Liberty Mutual Doubles Spend To Back Web-Based Films

Boston-based insurance company Liberty Mutual is doubling its marketing spend this year to back a raft of Web-based films that carry its "do the right thing" theme to a Web movie effort, The Responsibility Project, at responsibilityproject.com.

The project involves films about people faced with ethical choices. The company has also launched a new raft of TV ads that evolve the responsibility theme it launched in 2006. Hill Holliday, Boston handles.

Speaking at Thursday's Association of National Advertisers' conference in New York, Stephen Sullivan, SVP/communications for Liberty Mutual Group and chairman of ANA's Board of Directors, said that programs like The Responsibility Project reflect the maturity of the Web.

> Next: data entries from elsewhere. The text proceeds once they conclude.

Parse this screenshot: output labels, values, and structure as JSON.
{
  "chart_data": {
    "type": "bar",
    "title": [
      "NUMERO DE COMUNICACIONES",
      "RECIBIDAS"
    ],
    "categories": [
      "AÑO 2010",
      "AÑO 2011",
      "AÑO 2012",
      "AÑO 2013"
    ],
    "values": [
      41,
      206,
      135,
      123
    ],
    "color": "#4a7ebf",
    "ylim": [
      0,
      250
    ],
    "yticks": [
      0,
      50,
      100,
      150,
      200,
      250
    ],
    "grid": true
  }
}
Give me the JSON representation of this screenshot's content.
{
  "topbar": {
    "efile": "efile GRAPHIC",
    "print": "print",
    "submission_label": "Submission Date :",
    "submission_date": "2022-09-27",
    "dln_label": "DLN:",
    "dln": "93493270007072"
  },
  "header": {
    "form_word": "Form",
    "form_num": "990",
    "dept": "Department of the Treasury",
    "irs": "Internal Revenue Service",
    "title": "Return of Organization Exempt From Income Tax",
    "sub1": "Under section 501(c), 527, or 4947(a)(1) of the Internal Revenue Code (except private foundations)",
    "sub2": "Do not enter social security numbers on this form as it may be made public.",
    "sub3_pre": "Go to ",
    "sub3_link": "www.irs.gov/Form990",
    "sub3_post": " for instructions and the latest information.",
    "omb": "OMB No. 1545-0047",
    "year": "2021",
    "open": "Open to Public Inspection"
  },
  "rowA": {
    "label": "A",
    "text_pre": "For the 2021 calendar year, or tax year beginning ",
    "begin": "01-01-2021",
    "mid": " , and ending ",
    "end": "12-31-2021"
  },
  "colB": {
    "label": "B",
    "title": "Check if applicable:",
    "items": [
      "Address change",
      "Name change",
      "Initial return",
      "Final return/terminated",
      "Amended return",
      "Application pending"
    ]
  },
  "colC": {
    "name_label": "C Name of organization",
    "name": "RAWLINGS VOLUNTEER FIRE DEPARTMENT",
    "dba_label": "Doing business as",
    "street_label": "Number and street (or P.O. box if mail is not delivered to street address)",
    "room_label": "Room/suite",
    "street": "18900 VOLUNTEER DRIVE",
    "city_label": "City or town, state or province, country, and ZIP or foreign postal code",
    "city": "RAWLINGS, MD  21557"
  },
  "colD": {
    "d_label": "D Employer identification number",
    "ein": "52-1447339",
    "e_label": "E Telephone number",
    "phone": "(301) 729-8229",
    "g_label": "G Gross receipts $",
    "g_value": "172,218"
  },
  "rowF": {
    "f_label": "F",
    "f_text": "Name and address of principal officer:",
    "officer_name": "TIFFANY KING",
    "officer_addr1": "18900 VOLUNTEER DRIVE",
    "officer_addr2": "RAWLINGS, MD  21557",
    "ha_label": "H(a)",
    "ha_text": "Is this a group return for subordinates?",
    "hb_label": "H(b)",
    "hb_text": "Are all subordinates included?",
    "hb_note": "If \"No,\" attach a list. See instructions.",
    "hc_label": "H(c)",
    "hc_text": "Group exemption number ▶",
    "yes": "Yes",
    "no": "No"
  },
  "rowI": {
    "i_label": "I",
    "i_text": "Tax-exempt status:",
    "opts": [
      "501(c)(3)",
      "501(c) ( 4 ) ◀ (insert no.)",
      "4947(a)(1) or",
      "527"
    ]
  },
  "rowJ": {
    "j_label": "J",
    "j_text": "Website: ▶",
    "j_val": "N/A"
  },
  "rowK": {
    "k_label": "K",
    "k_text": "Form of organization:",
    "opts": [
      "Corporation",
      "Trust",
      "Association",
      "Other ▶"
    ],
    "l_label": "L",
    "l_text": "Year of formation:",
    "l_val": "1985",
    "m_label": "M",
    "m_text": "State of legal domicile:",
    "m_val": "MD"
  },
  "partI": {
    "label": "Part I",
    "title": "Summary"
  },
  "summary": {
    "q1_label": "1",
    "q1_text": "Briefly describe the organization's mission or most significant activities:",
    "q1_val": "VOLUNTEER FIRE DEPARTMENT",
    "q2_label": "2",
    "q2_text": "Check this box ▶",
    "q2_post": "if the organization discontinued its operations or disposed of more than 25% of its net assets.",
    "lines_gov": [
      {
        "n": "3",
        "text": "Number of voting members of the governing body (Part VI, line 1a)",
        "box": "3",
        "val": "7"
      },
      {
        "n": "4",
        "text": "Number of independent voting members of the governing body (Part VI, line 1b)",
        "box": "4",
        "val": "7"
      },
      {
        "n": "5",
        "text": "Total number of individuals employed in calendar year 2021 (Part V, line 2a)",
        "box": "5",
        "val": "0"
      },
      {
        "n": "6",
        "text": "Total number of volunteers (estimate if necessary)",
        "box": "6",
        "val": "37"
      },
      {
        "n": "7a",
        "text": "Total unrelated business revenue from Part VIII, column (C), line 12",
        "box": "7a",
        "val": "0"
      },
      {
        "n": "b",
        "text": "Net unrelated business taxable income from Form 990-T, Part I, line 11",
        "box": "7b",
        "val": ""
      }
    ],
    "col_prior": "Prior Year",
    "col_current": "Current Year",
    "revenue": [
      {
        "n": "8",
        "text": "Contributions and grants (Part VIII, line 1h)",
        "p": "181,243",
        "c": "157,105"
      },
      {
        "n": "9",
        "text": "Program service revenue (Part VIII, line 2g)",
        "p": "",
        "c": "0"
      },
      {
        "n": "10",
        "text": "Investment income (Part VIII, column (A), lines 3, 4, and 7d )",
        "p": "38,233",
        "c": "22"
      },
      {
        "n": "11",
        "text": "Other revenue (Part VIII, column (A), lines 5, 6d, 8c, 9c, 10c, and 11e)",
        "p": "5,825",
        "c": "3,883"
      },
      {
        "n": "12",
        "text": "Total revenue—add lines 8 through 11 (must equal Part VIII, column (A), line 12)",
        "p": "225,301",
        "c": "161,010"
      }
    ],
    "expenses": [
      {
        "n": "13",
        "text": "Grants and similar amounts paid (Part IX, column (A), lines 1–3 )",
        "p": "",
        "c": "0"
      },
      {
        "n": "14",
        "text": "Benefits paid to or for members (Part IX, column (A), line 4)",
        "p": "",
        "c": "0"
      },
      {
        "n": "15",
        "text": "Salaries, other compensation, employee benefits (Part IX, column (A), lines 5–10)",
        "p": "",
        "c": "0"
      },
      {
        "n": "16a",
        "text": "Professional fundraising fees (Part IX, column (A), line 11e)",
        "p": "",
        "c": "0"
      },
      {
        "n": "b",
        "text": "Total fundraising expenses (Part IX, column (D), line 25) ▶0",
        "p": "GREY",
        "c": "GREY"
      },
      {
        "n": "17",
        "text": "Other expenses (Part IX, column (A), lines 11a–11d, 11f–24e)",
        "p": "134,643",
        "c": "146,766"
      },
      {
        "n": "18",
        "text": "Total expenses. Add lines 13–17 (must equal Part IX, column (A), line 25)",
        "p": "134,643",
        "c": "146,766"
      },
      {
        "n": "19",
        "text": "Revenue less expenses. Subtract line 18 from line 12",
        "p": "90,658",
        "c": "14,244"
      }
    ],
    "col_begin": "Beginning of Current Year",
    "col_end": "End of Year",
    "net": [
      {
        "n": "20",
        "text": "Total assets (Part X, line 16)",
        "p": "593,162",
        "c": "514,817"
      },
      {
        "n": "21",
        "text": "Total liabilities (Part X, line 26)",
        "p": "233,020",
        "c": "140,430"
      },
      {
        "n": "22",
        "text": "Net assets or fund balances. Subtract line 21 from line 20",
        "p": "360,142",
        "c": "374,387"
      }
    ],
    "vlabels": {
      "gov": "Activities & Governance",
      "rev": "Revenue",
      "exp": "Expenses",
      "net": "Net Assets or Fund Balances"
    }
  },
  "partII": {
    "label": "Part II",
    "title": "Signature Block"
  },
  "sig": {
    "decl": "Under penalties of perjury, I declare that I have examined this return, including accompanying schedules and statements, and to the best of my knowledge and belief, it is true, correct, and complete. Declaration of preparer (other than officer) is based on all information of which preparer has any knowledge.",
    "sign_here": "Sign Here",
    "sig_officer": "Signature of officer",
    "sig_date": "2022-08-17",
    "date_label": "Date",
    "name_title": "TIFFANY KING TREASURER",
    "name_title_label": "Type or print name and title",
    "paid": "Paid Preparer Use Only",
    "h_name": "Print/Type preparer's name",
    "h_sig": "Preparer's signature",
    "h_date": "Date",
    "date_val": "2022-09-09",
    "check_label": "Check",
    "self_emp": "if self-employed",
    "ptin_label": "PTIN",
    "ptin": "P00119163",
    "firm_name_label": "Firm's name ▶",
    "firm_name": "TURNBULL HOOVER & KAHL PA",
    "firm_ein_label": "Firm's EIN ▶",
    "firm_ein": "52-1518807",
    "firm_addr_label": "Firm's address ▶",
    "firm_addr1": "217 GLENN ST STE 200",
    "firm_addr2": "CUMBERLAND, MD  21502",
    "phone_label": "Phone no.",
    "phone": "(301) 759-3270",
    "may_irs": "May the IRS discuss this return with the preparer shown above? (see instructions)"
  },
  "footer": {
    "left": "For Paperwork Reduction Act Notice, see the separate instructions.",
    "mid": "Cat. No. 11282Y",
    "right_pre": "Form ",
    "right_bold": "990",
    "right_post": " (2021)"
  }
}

"As online platforms mature and as peoples' media behavior begins to be established, innovative ideas like Responsibility Project may not need network TV unless it can prove value or delivers an audience and works with advertisers," Sullivan said.

The new campaign includes a number of ads, each of which is a vignette following one person "doing the right thing." That's a departure from earlier ads, which have had a "pay it forward" aesthetic, with different people acting altruistically in chain-reaction fashion. Sullivan said the ads will also live online.

"We made a major financial commitment to produce 20 original films this year that will be put on our Web site and will be published in a way that will be very easy to share. People will click and drag and put them in e-mails," he said.

He added that the company is not a big player in the segment in terms of media spend, but the company will double media spend this year. "The insurance category is the most competitive ad category and has grown by double digits," he said. "Our competitors have raised the bar and so have we. But, while we have doubled overall spend, we have also doubled online spend."

Sullivan pointed out that the company's target--buyers of car and homeowner's insurance--gives Liberty Mutual a narrow aim. "We want to address large numbers of people and establish an emotional connection with them, but we don't have a huge disparity in demographics."

The company is continuing its activity on PBS this year with sponsorship of "The American Experience," "Antique Road Show," and a new program called "From the Top," about kids who are classical musicians. "The PBS audience is a good one for us," he said.

Sullivan describes today's media landscape as a three-dimensional mosaic.

"It used to be you would do your media plan with three broad paintbrushes (covering the three major networks at the time)," he said. "Today, you have all these little pieces of ceramic and glass that have to be evaluated and put together in a picture that is very unlike the broad brush we used 20 yeas ago. PBS, for example, is one of the pieces."